STUDIES IN A KINDRED WITH PARATHYROID CARCINOMA JOURNAL OF CLINICAL ENDOCRINOLOGY & METABOLISM Streeten, E. A., Weinstein, L. S., NORTON, J. A., Mulvihill, J. J., White, B. J., FRIEDMAN, E., Jaffe, G., Brandi, M. L., Stewart, K., Zimering, M. B., Spiegel, A. M., AURBACH, G. D., Marx, S. J. 1992; 75 (2): 362-366


We report a family with primary hyperparathyroidism in four patients in two generations with apparent autosomal dominant transmission. A fifth member was probably affected. Two cases had definite parathyroid carcinoma (PC), and two had parathyroid adenoma with atypical features that could represent an early stage of cancer. In each of our patients, one parathyroid gland was abnormal. Five other parathyroid glands (in two patients) were normal in histology and size. There was no evidence of neoplasia in other tissues. Constitutional karyotypes were normal in all four patients. We identified three chromosomal abnormalities (a reciprocal translocation between chromosomes 3 and 4, trisomy 7, and a pericentric inversion in chromosome 9) in cultured PC tissue from one patient. These chromosomal changes are of unclear significance.

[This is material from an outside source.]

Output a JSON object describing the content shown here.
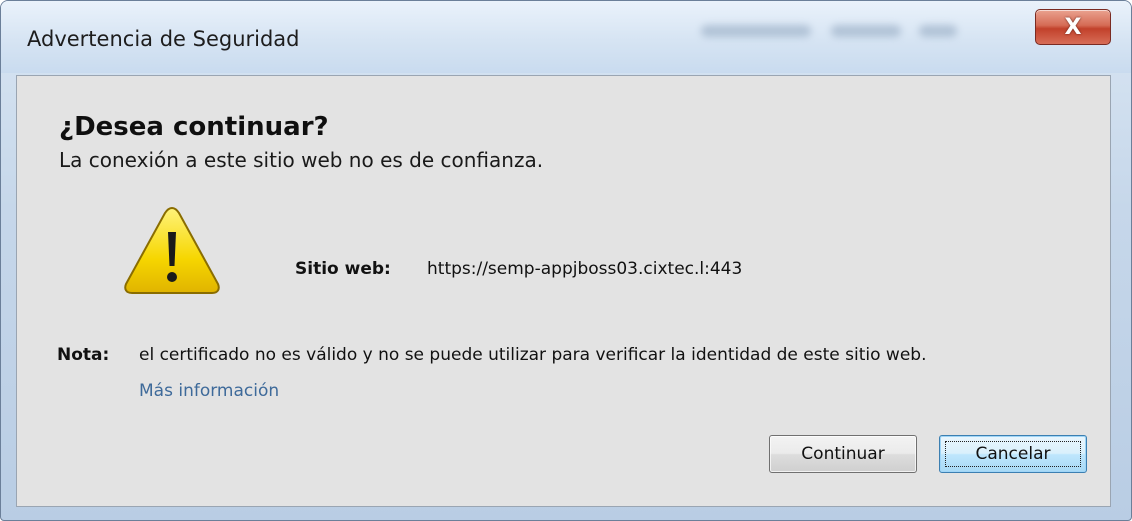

Analyses on tumor DNA from one case of PC and one of atypical adenoma showed no evidence of ras gene mutations, PTH gene rearrangement, or allelic loss from chromosome 11q13 (locus of the gene for multiple endocrine neoplasia type 1). This family shows susceptibility to cancer without antecedent hyperplasia in all parathyroids. It could help identify a novel tumor susceptibility gene.